By Luke Brinker
The Washington Post reported this weekend that the entrance to a hunting property leased by Rick Perry’s family included a large rock with the word “Niggerhead” painted on it. Predictably, the Post’s report generated a backlash in the right-wing blogosphere.
Even as Herman Cain, the ascendant presidential candidate and former Godfathers Pizza CEO, denounced the use of the epithet, Perry defenders like Henry Payne at the National Review portrayed the story as part of a smear campaign by pointy-headed elites in the lamestream media. Payne reacted as if the Post accused Perry of painting the despicable word himself, but the Post’s reporter did nothing of the sort. In talking to numerous area residents – including a septuagenarian black woman who said she’d heard the word so often growing up that she’d been desensitized to it – the Post placed the revelation in the context of a South with a deeply embedded, persistent legacy of racial tension. Indeed, Ta-Nehisi Coates argues that the “Niggerhead” story “says very little about Rick Perry, and a lot more about the country he seeks to govern.”

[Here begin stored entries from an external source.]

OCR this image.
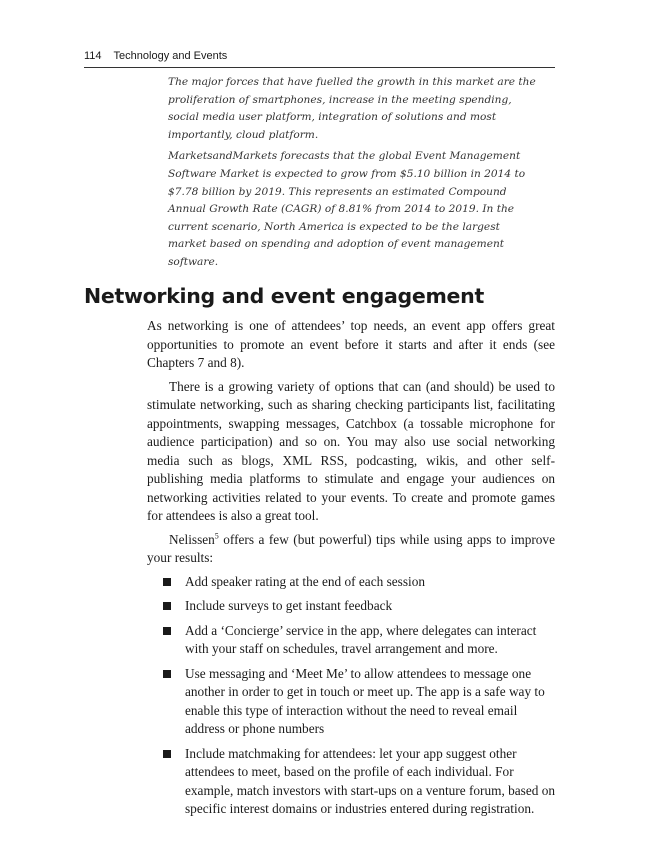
114 Technology and Events

The major forces that have fuelled the growth in this market are the proliferation of smartphones, increase in the meeting spending, social media user platform, integration of solutions and most importantly, cloud platform.

MarketsandMarkets forecasts that the global Event Management Software Market is expected to grow from $5.10 billion in 2014 to $7.78 billion by 2019. This represents an estimated Compound Annual Growth Rate (CAGR) of 8.81% from 2014 to 2019. In the current scenario, North America is expected to be the largest market based on spending and adoption of event management software.

Networking and event engagement

As networking is one of attendees’ top needs, an event app offers great opportunities to promote an event before it starts and after it ends (see Chapters 7 and 8).

There is a growing variety of options that can (and should) be used to stimulate networking, such as sharing checking participants list, facilitating appointments, swapping messages, Catchbox (a tossable microphone for audience participation) and so on. You may also use social networking media such as blogs, XML RSS, podcasting, wikis, and other self-publishing media platforms to stimulate and engage your audiences on networking activities related to your events. To create and promote games for attendees is also a great tool.

Nelissen$^5$ offers a few (but powerful) tips while using apps to improve your results:

Add speaker rating at the end of each session
Include surveys to get instant feedback
Add a ‘Concierge’ service in the app, where delegates can interact with your staff on schedules, travel arrangement and more.
Use messaging and ‘Meet Me’ to allow attendees to message one another in order to get in touch or meet up. The app is a safe way to enable this type of interaction without the need to reveal email address or phone numbers
Include matchmaking for attendees: let your app suggest other attendees to meet, based on the profile of each individual. For example, match investors with start-ups on a venture forum, based on specific interest domains or industries entered during registration.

So “Is Rick Perry racist?” is really the wrong question to ask. One should always be careful about leveling such a grave allegation, and Perry’s moderate – dare I say compassionate – record on immigration indicates he doesn’t harbor the racial animus of, say, a Jesse Helms. Perry’s sagging fortunes are unlikely to be helped by the story, but he won’t lose the nomination because of it. Republicans’ doubts about his policy acumen and conservative purity will likely be enough to deal a death blow to his campaign. While the political implications of Niggerheadgate will probably be limited, the story offers yet another opportunity to discuss the continued manifestations of racism in American society – including via the capital punishment system Perry so vigorously supports. Above all else, this episode puts the lie to the glib notion that we’ve become a “post-racial” society.